Even before completing his doctorate, Lancaster emerged as a leading economic theorist. In 1956, he authored, with R. G. Lipsey, a groundbreaking article, "The General Theory of Second Best," for The Review of Economics Studies. The "second best" of the title referred to the reality of economic conditions in most cases. While classical economists pushed for free trade and perfect competition, Lancaster insisted that optimal conditions for economic development have to hold in their entirety for them to be valid. If market flaws (such as artificially constrained wages or prices) made the best option, perfect competition, impossible, then a "second best" solution (such as tariffs), although contrary to classical economic theory, would be the best policy. This basic insight continues to influence economic theory and government policy.
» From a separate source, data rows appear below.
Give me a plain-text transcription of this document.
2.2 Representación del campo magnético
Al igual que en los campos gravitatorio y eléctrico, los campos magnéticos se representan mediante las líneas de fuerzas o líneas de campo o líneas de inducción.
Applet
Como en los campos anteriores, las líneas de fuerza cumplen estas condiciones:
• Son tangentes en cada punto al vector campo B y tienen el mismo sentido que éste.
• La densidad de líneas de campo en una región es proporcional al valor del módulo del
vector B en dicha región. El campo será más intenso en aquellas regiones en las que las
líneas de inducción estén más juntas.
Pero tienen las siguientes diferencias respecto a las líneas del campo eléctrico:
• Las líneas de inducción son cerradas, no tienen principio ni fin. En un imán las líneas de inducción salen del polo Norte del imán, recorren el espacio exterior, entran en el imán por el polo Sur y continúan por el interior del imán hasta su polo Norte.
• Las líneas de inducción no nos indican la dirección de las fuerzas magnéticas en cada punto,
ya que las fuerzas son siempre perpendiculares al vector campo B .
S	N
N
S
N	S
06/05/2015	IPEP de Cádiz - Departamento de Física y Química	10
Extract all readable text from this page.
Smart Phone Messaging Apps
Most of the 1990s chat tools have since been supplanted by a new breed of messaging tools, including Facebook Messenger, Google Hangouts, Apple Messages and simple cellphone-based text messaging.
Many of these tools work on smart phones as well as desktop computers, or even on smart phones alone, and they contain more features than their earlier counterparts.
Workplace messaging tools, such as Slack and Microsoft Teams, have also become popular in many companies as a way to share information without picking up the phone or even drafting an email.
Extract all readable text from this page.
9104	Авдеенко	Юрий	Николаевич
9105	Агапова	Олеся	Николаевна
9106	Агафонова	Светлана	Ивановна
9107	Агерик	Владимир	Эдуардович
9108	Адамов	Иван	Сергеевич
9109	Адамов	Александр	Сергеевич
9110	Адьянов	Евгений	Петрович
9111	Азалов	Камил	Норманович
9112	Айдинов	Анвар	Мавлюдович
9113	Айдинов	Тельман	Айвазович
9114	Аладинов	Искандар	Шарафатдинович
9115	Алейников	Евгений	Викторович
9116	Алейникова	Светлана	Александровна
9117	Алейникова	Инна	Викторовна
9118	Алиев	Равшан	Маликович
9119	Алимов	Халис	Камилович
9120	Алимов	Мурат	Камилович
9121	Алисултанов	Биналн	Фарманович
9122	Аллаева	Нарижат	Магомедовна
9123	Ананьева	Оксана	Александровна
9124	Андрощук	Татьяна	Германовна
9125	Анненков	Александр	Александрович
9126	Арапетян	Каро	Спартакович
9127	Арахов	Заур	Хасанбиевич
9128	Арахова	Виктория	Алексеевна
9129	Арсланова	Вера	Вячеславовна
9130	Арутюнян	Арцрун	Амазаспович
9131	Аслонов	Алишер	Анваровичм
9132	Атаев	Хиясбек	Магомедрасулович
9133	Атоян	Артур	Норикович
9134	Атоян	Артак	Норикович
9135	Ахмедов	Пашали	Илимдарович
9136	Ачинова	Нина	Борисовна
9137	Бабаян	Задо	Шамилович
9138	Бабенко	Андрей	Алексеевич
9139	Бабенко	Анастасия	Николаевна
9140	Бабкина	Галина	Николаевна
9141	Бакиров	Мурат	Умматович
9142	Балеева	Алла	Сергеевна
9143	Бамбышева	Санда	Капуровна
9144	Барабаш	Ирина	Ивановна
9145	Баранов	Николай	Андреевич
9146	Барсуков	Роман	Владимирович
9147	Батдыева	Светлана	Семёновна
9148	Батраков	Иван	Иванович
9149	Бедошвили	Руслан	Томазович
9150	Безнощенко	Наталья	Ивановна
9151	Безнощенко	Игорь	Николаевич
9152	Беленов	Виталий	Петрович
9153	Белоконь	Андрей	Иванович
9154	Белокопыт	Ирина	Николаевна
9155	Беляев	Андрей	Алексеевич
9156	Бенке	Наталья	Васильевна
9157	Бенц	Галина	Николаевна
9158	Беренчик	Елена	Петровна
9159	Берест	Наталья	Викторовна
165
His second major contribution was to revise economists' perceptions of consumer behavior. Lancaster's pivotal insight was to view consumers as not choosing between different goods but between different characteristics that the goods provided. Lancaster emphasized basic preferences, such as horsepower or fuel economy for cars, to determine consumer demand. Most fully articulated in his 1979 book, Variety, Equity and Efficiency, this conceptual breakthrough helped explain trade flows between countries, gave economists tools to understand consumer reactions to new goods, and laid the analytical foundations for the "new" trade theory of imperfect competition.

"He was widely regarded as a potential recipient of the Nobel Prize for the notable impact that had been made by his contributions to the theory of second best and the integration of variety into economic theory," said his colleague, Jagdish Bhagwati, Arthur Lehman Professor of Economics.

Lancaster twice served as chairman of the economics department. He was a fellow of the American Academy of Arts and Sciences and the Econometric Society, and a distinguished fellow of the American Economic Association. He also was listed among 100 entries in a 1985 volume, Great Economists since Keynes. He is survived by his wife Debra Grunfeld Lancaster, two sons, and five grandchildren.